Dart (Frontend) Naming Conventions

  • Classes, Enums, Typedefs, Type Parameters: PascalCase (UpperCamelCase)
    class SliderMenu { ... }
    typedef Predicate<T> = bool Function(T value);
  • Extensions: PascalCase (UpperCamelCase)
    extension MyFancyList<T> on List<T> { ... }
  • Variables, Functions, Parameters, Named Constants: camelCase (lowerCamelCase)
    var itemCount = 3;
    void alignItems(bool clearItems) { ... }
  • Directories and Files: lowercase_with_underscores
    lib/
    my_widget.dart
    utils/
      string_helpers.dart
    
  • Import Prefixes: lowercase_with_underscores
  • Acronyms: Capitalize as words. For acronyms longer than two letters, PascalCase.
    class HttpRequest { ... }
  • Formatting: Use dart format to format code.
    Refer to Dart style guidelines for more details.
  • Documentation: Document your code! Refer to Dart documentation guidelines.

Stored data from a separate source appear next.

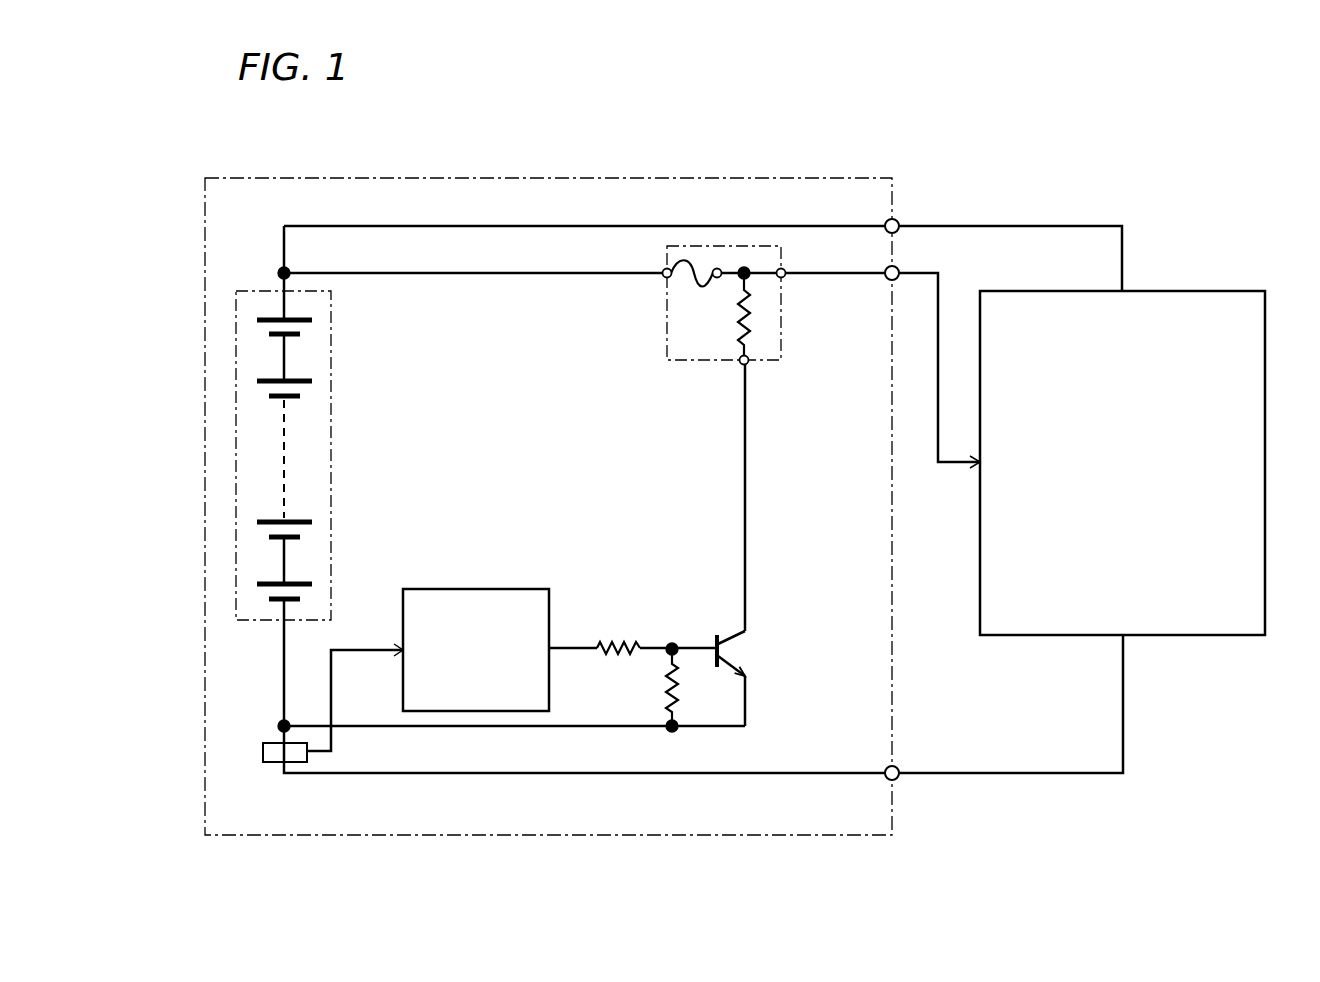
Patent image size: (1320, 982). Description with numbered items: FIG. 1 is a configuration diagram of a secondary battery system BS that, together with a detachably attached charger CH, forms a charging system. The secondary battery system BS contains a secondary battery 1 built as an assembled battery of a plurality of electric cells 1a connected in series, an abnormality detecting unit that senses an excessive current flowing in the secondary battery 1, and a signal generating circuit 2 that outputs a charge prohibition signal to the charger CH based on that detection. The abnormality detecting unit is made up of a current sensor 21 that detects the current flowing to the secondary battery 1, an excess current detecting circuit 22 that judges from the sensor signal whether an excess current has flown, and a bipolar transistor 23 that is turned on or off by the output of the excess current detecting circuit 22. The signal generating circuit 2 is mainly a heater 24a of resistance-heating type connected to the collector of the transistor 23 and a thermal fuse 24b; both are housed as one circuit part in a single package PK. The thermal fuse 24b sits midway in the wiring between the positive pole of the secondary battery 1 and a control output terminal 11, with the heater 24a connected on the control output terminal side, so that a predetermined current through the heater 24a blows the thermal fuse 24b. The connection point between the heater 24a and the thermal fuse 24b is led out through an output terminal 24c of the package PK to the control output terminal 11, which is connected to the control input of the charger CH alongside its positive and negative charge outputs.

The secondary battery 1 is at (331, 300).
The electric cell 1a is at (300, 334).
The signal generating circuit 2 is at (597, 393).
The control output terminal 11 is at (888, 281).
The current sensor 21 is at (272, 763).
The excess current detecting circuit 22 is at (475, 589).
The bipolar transistor 23 is at (735, 634).
The heater 24a is at (753, 328).
The thermal fuse 24b is at (700, 283).
The output terminal 24c is at (781, 262).
The package PK is at (685, 362).
The secondary battery system BS is at (468, 178).
The charger CH is at (1182, 291).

C# (API) Naming Conventions

  • Classes, Enums, Structs: PascalCase
    class MyClass { ... }
    enum Colors { Red, Green, Blue }
  • Methods, Properties, Events: PascalCase
    public void FetchData() { ... }
    public string Name { get; set; }
  • Variables, Parameters: camelCase
    int itemCount = 3;
    void SetItemCount(int itemCount) { ... }
  • Constants: PascalCase with const
    const int MaxItems = 10;
  • Interfaces: Prefix with I + PascalCase
    public interface IMyInterface { ... }
  • Namespaces: PascalCase
    namespace MyApplication.Data { ... }
  • Files: One type per file, named after the type (PascalCase)
    MyClass.cs
    IMyInterface.cs
    Colors.cs
    
  • Acronyms: Treat acronyms as words (HttpRequest, IOHandler)
  • Formatting: Follow C# Coding Conventions.
  • Documentation: Use XML comments (///) and follow Microsoft documentation guidelines.

Standards & Architecture

This project follows established industry standards for API design and client-side architecture. All contributors should be familiar with these references.

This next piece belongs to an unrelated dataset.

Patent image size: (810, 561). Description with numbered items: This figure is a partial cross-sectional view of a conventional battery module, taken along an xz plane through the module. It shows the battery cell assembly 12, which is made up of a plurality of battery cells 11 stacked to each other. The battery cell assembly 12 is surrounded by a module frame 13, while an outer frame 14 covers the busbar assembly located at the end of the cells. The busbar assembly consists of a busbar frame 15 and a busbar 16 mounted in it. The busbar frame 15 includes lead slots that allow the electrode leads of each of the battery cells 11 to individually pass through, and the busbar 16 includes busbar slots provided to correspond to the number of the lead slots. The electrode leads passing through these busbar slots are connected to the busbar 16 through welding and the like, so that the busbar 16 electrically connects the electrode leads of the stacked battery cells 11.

REST API Design — Microsoft REST API Guidelines

Reference: Microsoft Azure Architecture – API Design

Key conventions applied in this project:

  • Flat resource-noun routes. Endpoints use plural nouns representing the resource (/api/Boards, /api/Artefacts, /api/Categories, /api/Sync), not verb-based or namespace-nested paths. User identity comes from the JWT token, not the URL.
  • One-level nesting only for true parent-child relationships. Example: /api/Boards/{boardId}/SavedArtefacts — a saved artefact only exists in the context of a board.
  • Standard HTTP verbs map to CRUD:
    Verb Meaning
    GET Retrieve resource(s)
    POST Create a new resource
    PUT Replace an entire resource
    PATCH Partially update a resource
    DELETE Remove a resource
  • Consistent status codes: 200 (OK), 201 (Created), 204 (No Content), 400 (Bad Request), 401 (Unauthorized), 403 (Forbidden), 404 (Not Found), 405 (Method Not Allowed), 500 (Server Error).

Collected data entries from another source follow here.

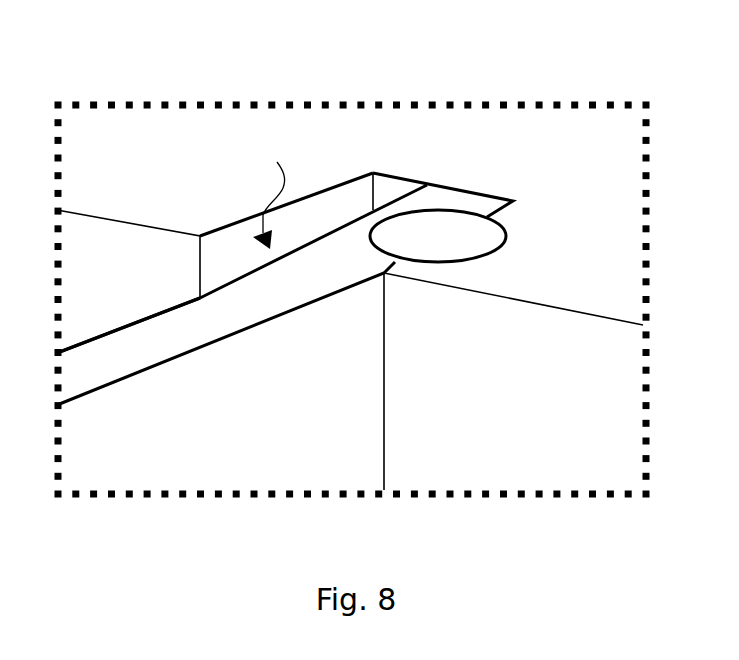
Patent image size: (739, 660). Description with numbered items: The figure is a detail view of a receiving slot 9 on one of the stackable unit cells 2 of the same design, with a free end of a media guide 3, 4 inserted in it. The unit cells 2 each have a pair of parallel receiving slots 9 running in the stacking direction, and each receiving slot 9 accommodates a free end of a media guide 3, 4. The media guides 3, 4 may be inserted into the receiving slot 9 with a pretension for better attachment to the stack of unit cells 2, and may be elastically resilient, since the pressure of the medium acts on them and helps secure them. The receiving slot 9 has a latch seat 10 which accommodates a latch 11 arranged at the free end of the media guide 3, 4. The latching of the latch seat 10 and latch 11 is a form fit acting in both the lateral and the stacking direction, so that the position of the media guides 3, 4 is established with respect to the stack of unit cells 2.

The unit cell 2 is at (157, 192).
The media guide 3 is at (125, 347).
The media guide 4 is at (226, 333).
The receiving slot 9 is at (269, 193).
The latch seat 10 is at (507, 235).
The latch 11 is at (438, 240).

Flutter App Architecture — Official Flutter Architecture Guide

Reference: Flutter App Architecture

The recommended pattern is MVVM (Model-View-ViewModel) with a Repository/Service data layer:

View (Widget) → ViewModel (ChangeNotifier) → Repository → Service/API

Current state of the Flutter app:

  • Views: Widgets in lib/src/ui/ render UI and listen to state.
  • ViewModels/Controllers: Classes like ArtifactBoardController, ArtefactController act as ViewModels (extend ChangeNotifier, injected via Provider/get_it).
  • Services: BoardLayoutService, SyncService, SignalRService handle specific API/protocol interactions.
  • Models: ArtefactModel, BoardModel currently mix API calls with in-memory caching — these should ideally be split into pure data classes + repository layer per the Flutter guide.

Note: The app does not yet have a formal Repository layer separating local DB from remote API. This is tracked as a planned improvement. See docs/improvement_proposals.md for details.